Safarova seals Prague title

As predicted Lucie Safarova captured the WTA title in Prague, capping off the perfect comeback to form in readiness for the big clay tournaments, beginning with Madrid this week.  The Spanish draw requires Lucie to play Sam Stosur in the second round if both win their first round matches.  Not the brightest prospect for the Queenslander who was only hours ago the loser to Safarova in the Prague final.

At one stage in Sam's career she had a unique record of not losing a match if she won the first set.  This year it has turned around so that perversely on many occasions her matches are doomed if she opens with set one success.  The script was followed with an excellent 6-3 performance in set one of the Prague final seemingly positioning the fourth seed for a likely victory.  Then the collapse, just as we'd witnessed recently in both Fed Cup matches against the USA.  6-1 to Safarova in the second set, the Stosur first serve unreliable to the same extent as it had been the basis for first set dominance.

The deciding set was won 6-4 by Safarova, but it wasn't at all close.  First serve percentages were 70 for Safarova and 42 for Stosur.  Lucie won 78 % of points when serving, Sam just 58 %.  Returning stats were just as stark.  A fine win for Safarova, and despite a disappointing end a good tournament for Stosur as well.

Bad news for another Aussie, Nick Kyrgios, whose Estoril dream became a nightmare at the hands of unseeded Nicolas Almagro.  The wily clay courter with all his experience on the surface eliminated the second seed in their semi final as methodically as he had the seeds in his two previous matches.  Clearly overall rankings mean little when dealing with quality clay court operators.  Almagro has played about two thirds of his career matches on clay and all of his twelve titles have come on the surface.

It will be an all Spanish final in Portugal as eighth seed Pablo Carreno Busta continued his passion for dismissing seeded French players by tossing out third seed Benoit Paire.  Don't discount his chances against Almagro.

Timea Bacsinszky thrashed qualifier Marina Erakovic in the Rabat final to nobody's surprise, and expect more to come from the Swiss player as her career evolves into what I believe will be a consistent top ten appearance.

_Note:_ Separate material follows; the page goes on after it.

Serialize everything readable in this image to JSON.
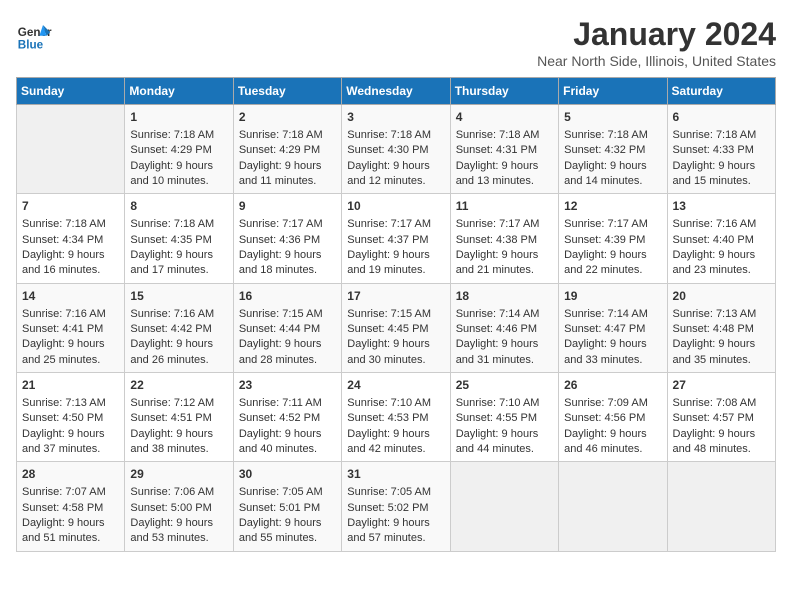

Alexander Zverev threatened to oust third seed and one of the new generation, Dominic Thiem, after winning the first set, but Thiem displayed more poise and delivered the goods when it mattered, comfortably accounting for the German 6-2 6-3 in the second and third to win a spot in the final.
He will play Phillip Kohlschreiber, so the German crowd will have a home player to cheer on.  The fourth seed easily downed Italy's Fabio Fognini and is playing high calibre tennis, sufficient to pose a real headache for the Austrian who remains the logical favourite.

Istanbul sees Grigor Dimitrov, number two seed, in the final following two tie break wins over Ivo Karlovic.  The shock is not winning the tie breaks, but winning them 7-0 and 7-2 against the huge serving Croatian.  Such one sided finishes to tight sets.

Dimitrov should have few hurdles to clear in a final facing unseeded Argentine Diego Schwartzman, but that is without taking account of Diego fixing up both top seed Tomic and most recently fourth seed Delbonis in a fine semi final performance.
After narrowly losing the opening set in a tie breaker, Schwartzman blew away Delbonis with a great serving display in the final two sets.